Hace varios años, por razones misteriosas, estando en Seúl, planifiqué un viaje a China. Me fijé con Huanshan, la montaña amarilla, hogar de los paisajes más surrealistas del país: infinidad de picos angostos entre nubes, con arboles desgarbados inclinados en las laderas. Durante siglos el paisaje fue retratado por los pintores de todas las dinastías y escuelas. Pintar esa crestas era una prueba de fuego, al punto de que se transformó en el paisaje representativo del país y en la casa de mi abuela había una reproducción de esas pinturas clásicas. Por supuesto, nadie sabía de dónde provenía y a qué paisaje aludía. Varias veces, me topé con versiones arrumbadas de esos paisajes aéreos en mercados de pulgas.

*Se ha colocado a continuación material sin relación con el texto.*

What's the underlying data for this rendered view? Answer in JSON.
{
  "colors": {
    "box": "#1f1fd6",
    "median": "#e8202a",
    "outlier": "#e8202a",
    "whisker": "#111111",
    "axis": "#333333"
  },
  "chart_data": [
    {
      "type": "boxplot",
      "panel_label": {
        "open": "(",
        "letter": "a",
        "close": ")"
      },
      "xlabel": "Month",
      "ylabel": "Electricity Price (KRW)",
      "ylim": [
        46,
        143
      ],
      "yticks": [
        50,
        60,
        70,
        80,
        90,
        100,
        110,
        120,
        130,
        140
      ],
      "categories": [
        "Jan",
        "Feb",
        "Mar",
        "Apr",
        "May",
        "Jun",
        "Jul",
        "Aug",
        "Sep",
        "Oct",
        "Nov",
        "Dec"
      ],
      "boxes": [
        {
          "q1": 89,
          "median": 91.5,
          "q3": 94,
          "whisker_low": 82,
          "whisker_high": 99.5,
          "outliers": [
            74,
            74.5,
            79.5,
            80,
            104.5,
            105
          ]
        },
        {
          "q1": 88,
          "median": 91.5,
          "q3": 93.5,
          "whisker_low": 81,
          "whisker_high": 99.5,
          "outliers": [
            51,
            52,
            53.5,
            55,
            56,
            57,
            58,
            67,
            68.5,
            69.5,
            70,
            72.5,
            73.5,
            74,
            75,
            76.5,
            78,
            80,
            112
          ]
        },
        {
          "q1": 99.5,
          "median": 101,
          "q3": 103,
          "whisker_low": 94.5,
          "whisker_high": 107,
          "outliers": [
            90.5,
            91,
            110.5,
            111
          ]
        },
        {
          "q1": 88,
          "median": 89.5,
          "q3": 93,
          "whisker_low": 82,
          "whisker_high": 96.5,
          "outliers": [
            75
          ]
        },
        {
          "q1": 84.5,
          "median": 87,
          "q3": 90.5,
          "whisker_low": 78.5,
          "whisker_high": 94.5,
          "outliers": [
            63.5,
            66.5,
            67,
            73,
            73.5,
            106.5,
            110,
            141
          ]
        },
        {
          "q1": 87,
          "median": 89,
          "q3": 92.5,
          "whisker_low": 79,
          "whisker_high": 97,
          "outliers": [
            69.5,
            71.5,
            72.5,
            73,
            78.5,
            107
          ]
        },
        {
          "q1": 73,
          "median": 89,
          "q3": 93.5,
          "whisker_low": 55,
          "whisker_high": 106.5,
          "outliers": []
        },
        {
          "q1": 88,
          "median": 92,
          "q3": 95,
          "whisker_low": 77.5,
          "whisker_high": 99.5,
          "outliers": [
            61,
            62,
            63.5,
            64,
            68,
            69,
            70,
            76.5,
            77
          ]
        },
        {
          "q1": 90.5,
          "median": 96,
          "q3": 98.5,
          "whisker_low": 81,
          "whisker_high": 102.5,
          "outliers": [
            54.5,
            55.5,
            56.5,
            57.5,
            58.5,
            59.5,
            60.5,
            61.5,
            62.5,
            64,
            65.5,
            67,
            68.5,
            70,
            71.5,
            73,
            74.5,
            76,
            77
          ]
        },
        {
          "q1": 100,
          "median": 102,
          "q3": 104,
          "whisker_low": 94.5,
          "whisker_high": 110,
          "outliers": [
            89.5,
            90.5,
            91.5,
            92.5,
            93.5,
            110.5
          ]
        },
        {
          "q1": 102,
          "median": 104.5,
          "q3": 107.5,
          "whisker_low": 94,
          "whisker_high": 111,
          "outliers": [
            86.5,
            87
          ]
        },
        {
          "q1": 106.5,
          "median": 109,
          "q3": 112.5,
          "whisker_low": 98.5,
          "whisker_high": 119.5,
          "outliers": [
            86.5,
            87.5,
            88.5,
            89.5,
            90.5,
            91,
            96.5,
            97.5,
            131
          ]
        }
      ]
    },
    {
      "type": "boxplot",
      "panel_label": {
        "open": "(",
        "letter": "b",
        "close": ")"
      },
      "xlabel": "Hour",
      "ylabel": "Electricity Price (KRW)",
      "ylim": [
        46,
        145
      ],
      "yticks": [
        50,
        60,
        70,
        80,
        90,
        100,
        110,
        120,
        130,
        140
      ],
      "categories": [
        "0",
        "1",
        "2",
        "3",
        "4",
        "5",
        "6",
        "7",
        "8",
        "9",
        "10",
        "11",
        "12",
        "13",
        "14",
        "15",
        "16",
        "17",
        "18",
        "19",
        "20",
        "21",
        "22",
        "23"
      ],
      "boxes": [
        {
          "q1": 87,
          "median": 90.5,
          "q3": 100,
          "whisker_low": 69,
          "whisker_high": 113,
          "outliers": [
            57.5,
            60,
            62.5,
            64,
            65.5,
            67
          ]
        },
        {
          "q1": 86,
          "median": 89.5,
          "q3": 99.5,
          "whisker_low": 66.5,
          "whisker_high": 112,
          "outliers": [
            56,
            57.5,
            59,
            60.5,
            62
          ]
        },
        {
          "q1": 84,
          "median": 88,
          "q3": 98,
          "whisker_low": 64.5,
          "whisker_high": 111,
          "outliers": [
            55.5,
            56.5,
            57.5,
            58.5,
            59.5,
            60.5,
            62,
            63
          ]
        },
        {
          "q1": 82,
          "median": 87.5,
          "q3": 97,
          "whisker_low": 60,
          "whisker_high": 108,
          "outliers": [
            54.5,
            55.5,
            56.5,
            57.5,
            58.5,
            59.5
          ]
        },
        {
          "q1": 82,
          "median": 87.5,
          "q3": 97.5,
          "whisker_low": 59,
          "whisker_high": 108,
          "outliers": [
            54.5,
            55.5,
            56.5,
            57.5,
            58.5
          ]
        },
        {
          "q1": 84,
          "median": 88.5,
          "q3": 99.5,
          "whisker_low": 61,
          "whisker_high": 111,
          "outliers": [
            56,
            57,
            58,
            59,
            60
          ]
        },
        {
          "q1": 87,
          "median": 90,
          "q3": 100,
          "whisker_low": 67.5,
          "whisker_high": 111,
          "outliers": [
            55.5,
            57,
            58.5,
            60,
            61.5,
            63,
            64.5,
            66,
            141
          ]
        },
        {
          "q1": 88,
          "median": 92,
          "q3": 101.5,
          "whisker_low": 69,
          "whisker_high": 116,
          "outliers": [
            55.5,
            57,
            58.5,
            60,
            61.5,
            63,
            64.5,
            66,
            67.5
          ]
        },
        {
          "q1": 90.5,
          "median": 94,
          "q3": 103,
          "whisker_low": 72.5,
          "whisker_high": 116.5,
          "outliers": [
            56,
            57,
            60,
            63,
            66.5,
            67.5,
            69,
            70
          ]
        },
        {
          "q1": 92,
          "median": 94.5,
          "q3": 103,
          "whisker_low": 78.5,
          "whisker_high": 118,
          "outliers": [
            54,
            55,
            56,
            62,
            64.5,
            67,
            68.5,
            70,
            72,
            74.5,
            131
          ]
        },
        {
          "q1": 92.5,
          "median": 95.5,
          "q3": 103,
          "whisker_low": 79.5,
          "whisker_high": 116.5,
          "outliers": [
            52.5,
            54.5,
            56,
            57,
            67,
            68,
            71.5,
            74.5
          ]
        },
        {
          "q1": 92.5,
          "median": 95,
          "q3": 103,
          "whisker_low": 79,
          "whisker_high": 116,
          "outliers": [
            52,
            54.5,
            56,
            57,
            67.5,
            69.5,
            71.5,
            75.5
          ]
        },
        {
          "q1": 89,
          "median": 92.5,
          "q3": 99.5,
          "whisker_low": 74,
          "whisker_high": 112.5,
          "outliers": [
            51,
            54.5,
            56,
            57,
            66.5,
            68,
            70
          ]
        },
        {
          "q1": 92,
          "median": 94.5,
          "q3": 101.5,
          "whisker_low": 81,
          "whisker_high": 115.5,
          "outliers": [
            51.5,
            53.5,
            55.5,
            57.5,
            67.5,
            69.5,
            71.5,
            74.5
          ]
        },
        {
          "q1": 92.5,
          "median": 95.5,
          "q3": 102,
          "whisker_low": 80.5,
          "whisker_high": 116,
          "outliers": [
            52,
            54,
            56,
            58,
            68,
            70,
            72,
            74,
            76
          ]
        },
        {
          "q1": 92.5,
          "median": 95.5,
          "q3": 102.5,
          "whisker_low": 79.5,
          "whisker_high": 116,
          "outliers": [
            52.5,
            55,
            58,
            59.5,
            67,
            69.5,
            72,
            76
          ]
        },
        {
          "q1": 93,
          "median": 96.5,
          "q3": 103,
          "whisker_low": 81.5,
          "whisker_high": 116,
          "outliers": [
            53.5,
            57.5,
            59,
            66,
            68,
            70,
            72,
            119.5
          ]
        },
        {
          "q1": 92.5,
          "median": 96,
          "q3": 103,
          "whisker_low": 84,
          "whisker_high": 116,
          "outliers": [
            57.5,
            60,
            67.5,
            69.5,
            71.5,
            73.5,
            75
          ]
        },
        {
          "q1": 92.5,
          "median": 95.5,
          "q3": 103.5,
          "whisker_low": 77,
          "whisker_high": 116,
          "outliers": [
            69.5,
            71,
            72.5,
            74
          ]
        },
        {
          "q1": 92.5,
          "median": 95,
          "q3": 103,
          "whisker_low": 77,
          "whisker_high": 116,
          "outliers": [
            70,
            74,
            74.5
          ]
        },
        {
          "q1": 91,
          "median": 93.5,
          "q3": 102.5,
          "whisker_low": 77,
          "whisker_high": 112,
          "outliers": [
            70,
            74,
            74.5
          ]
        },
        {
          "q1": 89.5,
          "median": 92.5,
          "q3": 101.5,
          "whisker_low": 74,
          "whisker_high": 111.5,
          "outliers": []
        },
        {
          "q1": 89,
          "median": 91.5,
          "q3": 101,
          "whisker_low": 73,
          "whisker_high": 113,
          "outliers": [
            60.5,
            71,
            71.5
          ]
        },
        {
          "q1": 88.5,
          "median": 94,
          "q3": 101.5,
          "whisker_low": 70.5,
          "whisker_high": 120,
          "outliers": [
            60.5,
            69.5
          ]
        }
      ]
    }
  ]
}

Una vez en el lugar, me encontré con la sorpresa de que el parque era inconmesurable y se recorría a pie por caminos de cornisa en pendiente. No había mesetas, apenas algunos miradores pintorescos. Y las pendientes tenían escaleras de piedra. Llovía, por lo cual era muy probable que un resbalón me arrojara al vacío. Aplacé el recorrido y caminé un poco asomándome a miradores que daban al vacío. Entre la niebla cada tanto asomaban picos. Pese a la llovizna, vi pasar tours, la mayoría conformados por visitantes chinos. Quizás porque el paisaje a nivel global había sido retratado hasta ser reducido a un lugar común, casi de fantasía, no era un destino turístico para extranjeros, aunque sí una obligación para todo chino. Existía un proverbio: “Ver la montaña amarilla y después morir”.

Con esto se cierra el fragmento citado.